Put side to side a laptop and a mainframe from 40 years ago and you will be amazed by the astonishing evolution. Not only are hardware resources many orders of magnitude larger, but also the software is immensely more powerful and sophisticated. Operating systems appeared in the ’60, for managing mainframe computers. They handled tasks common to a variety of user programs, such as low-level device handling, scheduling the processor, allocating and naming storage, enforcing security. An operating system main role is to transform the raw machine into a set of high-level abstraction, which can be used and shared by applications. For example, instead of thinking which bytes to write or read from a disk, the applications access named files.
It may seem that we are close to have reached the last word in operating systems, and studying them will soon be part of history. But an invisible revolution is ongoing, whose importance and magnitude is enormous. Despite its enormous scale, the revolution is mostly invisible. Hidden from our eyes is slowly evolving is a set of enormous, planetary-scale operating systems. We are still quite far from having reached this goal; to make a historic analogy, I estimate is that we are still in the pre-Unix era (1971) with respect to the planetary OS. If you look carefully you can see how every year a few more pieces of the puzzle are being filled.
So, what is the computer that is to be managed by the planetary OS? In its current incarnation it is the datacenter — a collection of tens of thousands of processors and disks — but soon it is going to be a collection of datacenters linked together into a seamless whole. The goal of the planetary OS is to make millions of processors and disks to behave as a single machine, as easy and natural to use as a desktop. Using a simple interface you will invoke the power of tens of thousands of processors, spread all over the world. You will sift through petabytes of data with a simple mouse click. You will manage millions of data streams from a single console.

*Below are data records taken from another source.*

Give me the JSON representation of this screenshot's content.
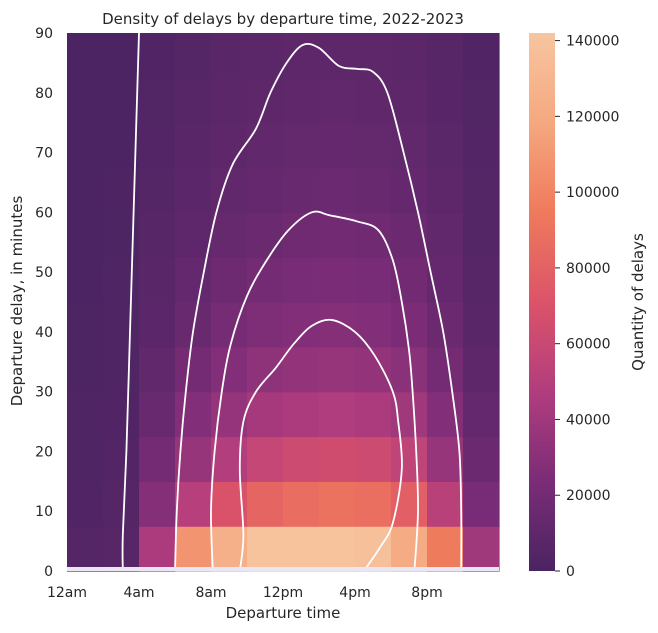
{
  "chart_data": {
    "type": "heatmap",
    "title": "Density of delays by departure time, 2022-2023",
    "xlabel": "Departure time",
    "ylabel": "Departure delay, in minutes",
    "x_ticks": [
      {
        "hour": 0,
        "label": "12am"
      },
      {
        "hour": 4,
        "label": "4am"
      },
      {
        "hour": 8,
        "label": "8am"
      },
      {
        "hour": 12,
        "label": "12pm"
      },
      {
        "hour": 16,
        "label": "4pm"
      },
      {
        "hour": 20,
        "label": "8pm"
      }
    ],
    "xlim": [
      0,
      24
    ],
    "y_ticks": [
      0,
      10,
      20,
      30,
      40,
      50,
      60,
      70,
      80,
      90
    ],
    "ylim": [
      0,
      90
    ],
    "x_bin_edges": [
      0,
      2,
      4,
      6,
      8,
      10,
      12,
      14,
      16,
      18,
      20,
      22,
      24
    ],
    "y_bin_edges": [
      0,
      7.5,
      15,
      22.5,
      30,
      37.5,
      45,
      52.5,
      60,
      67.5,
      75,
      82.5,
      90
    ],
    "values": [
      [
        5000,
        6000,
        45000,
        108000,
        125000,
        140000,
        140000,
        140000,
        138000,
        122000,
        95000,
        40000
      ],
      [
        3000,
        5000,
        28000,
        50000,
        70000,
        82000,
        87000,
        90000,
        88000,
        78000,
        52000,
        22000
      ],
      [
        2000,
        4000,
        20000,
        36000,
        48000,
        58000,
        62000,
        64000,
        62000,
        55000,
        36000,
        16000
      ],
      [
        2000,
        3000,
        15000,
        27000,
        35000,
        42000,
        45000,
        47000,
        45000,
        40000,
        27000,
        12000
      ],
      [
        1500,
        2500,
        11000,
        20000,
        27000,
        32000,
        34000,
        36000,
        34000,
        30000,
        20000,
        9000
      ],
      [
        1500,
        2000,
        8500,
        15000,
        21000,
        25000,
        27000,
        28000,
        27000,
        24000,
        16000,
        7000
      ],
      [
        1000,
        1800,
        7000,
        12000,
        17000,
        20000,
        22000,
        23000,
        22000,
        19000,
        13000,
        6000
      ],
      [
        1000,
        1500,
        6000,
        10000,
        14000,
        16000,
        18000,
        19000,
        18000,
        16000,
        11000,
        5000
      ],
      [
        1000,
        1400,
        5000,
        8500,
        11000,
        13000,
        15000,
        15500,
        15000,
        13000,
        9000,
        4500
      ],
      [
        800,
        1200,
        4000,
        7000,
        9500,
        11000,
        12500,
        13000,
        12500,
        11000,
        7500,
        4000
      ],
      [
        700,
        1000,
        3500,
        6000,
        8000,
        9500,
        10500,
        11000,
        10500,
        9000,
        6500,
        3500
      ],
      [
        600,
        900,
        3000,
        5000,
        7000,
        8000,
        9000,
        9500,
        9000,
        8000,
        5500,
        3000
      ]
    ],
    "contours": [
      [
        [
          3.1,
          0
        ],
        [
          3.1,
          6
        ],
        [
          3.3,
          20
        ],
        [
          3.5,
          40
        ],
        [
          3.7,
          60
        ],
        [
          3.9,
          80
        ],
        [
          4.0,
          90
        ]
      ],
      [
        [
          6.0,
          0
        ],
        [
          6.1,
          10
        ],
        [
          6.3,
          20
        ],
        [
          6.6,
          30
        ],
        [
          7.0,
          40
        ],
        [
          7.6,
          50
        ],
        [
          8.3,
          60
        ],
        [
          9.2,
          68
        ],
        [
          10.5,
          74
        ],
        [
          11.3,
          80
        ],
        [
          12.2,
          85
        ],
        [
          13.1,
          88
        ],
        [
          14.0,
          87.5
        ],
        [
          15.1,
          84.5
        ],
        [
          16.1,
          84
        ],
        [
          17.0,
          83.5
        ],
        [
          17.8,
          80
        ],
        [
          18.7,
          70
        ],
        [
          19.5,
          60
        ],
        [
          20.2,
          50
        ],
        [
          20.9,
          40
        ],
        [
          21.4,
          30
        ],
        [
          21.8,
          20
        ],
        [
          21.9,
          10
        ],
        [
          21.9,
          0
        ]
      ],
      [
        [
          8.1,
          0
        ],
        [
          8.0,
          10
        ],
        [
          8.2,
          20
        ],
        [
          8.6,
          30
        ],
        [
          9.1,
          38
        ],
        [
          10.0,
          46
        ],
        [
          11.1,
          52
        ],
        [
          12.3,
          57
        ],
        [
          13.6,
          60
        ],
        [
          14.6,
          59.5
        ],
        [
          16.1,
          58.5
        ],
        [
          17.3,
          57
        ],
        [
          18.1,
          52
        ],
        [
          18.6,
          45
        ],
        [
          19.0,
          37
        ],
        [
          19.2,
          30
        ],
        [
          19.4,
          20
        ],
        [
          19.5,
          10
        ],
        [
          19.3,
          0
        ]
      ],
      [
        [
          9.6,
          0
        ],
        [
          9.8,
          6
        ],
        [
          9.6,
          17
        ],
        [
          9.8,
          25
        ],
        [
          10.5,
          30
        ],
        [
          11.6,
          34
        ],
        [
          12.6,
          38
        ],
        [
          13.6,
          41
        ],
        [
          14.7,
          42
        ],
        [
          16.0,
          40
        ],
        [
          17.1,
          36
        ],
        [
          18.1,
          30
        ],
        [
          18.4,
          25
        ],
        [
          18.6,
          17
        ],
        [
          18.1,
          8
        ],
        [
          17.4,
          4
        ],
        [
          16.5,
          0
        ]
      ]
    ],
    "colorbar": {
      "label": "Quantity of delays",
      "min": 0,
      "max": 142000,
      "ticks": [
        0,
        20000,
        40000,
        60000,
        80000,
        100000,
        120000,
        140000
      ],
      "colors": [
        "#4b2462",
        "#7b2c77",
        "#b13d7e",
        "#dc5369",
        "#ef7a5c",
        "#f5a880",
        "#f6c5a0"
      ]
    },
    "grid": false,
    "legend": "colorbar-right"
  }
}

You can read about some of the pieces of this enormous puzzle. Here are some sample links: the Google File System, Amazon’s S3 and VMWare VMFS offer a single filesystem namespace, spanning reliably and transparently up to tens of thousands of machines. Google’s Map-Reduce and Microsoft’s Dryad allow anyone to execute a program on thousands of machines, sifting through hundreds of terabytes of data in a matter of minutes. Amazon’s EC2 and VMWare’s DRS offers transparent compute resource virtualization (extending the concept of process in operating systems to the cluster-level). Microsoft’s Autopilot is the generalization to the cluster-level of the BIOS and software updates, monitoring and deploying automatically software. Google’s BigTable transforms a cluster into a huge database. User management is described in Google’s paper, but it is an ubiquitous piece in many other on-line services, from E-Bay to Yahoo IM. Google’s Chubby provides cluster-level reliable interprocess communication. Akamai’s network handles vast volumes of traffic for millions of clients. And, of course, Web-based platforms are the new user-level APIs, which programmers can use to craft mash-ups (the extension of traditional applications).
And this list could continue.
Currently most of these pieces are still disjoint – not yet tied together into a coherent whole, and most of them do not scale up to planetary-size (they are confined to the cluster- or datacenter level). But the trend is unmistakable: there is an ongoing race to build a unified, simple, single system, which will manage transparently, automatically, and effortlessly (to a large degree – not even a desktop operating system can work without supervision, so we can’t expect full autonomy at this scale) a gigantic computer spanning the whole globe.
It is certainly a very exciting time!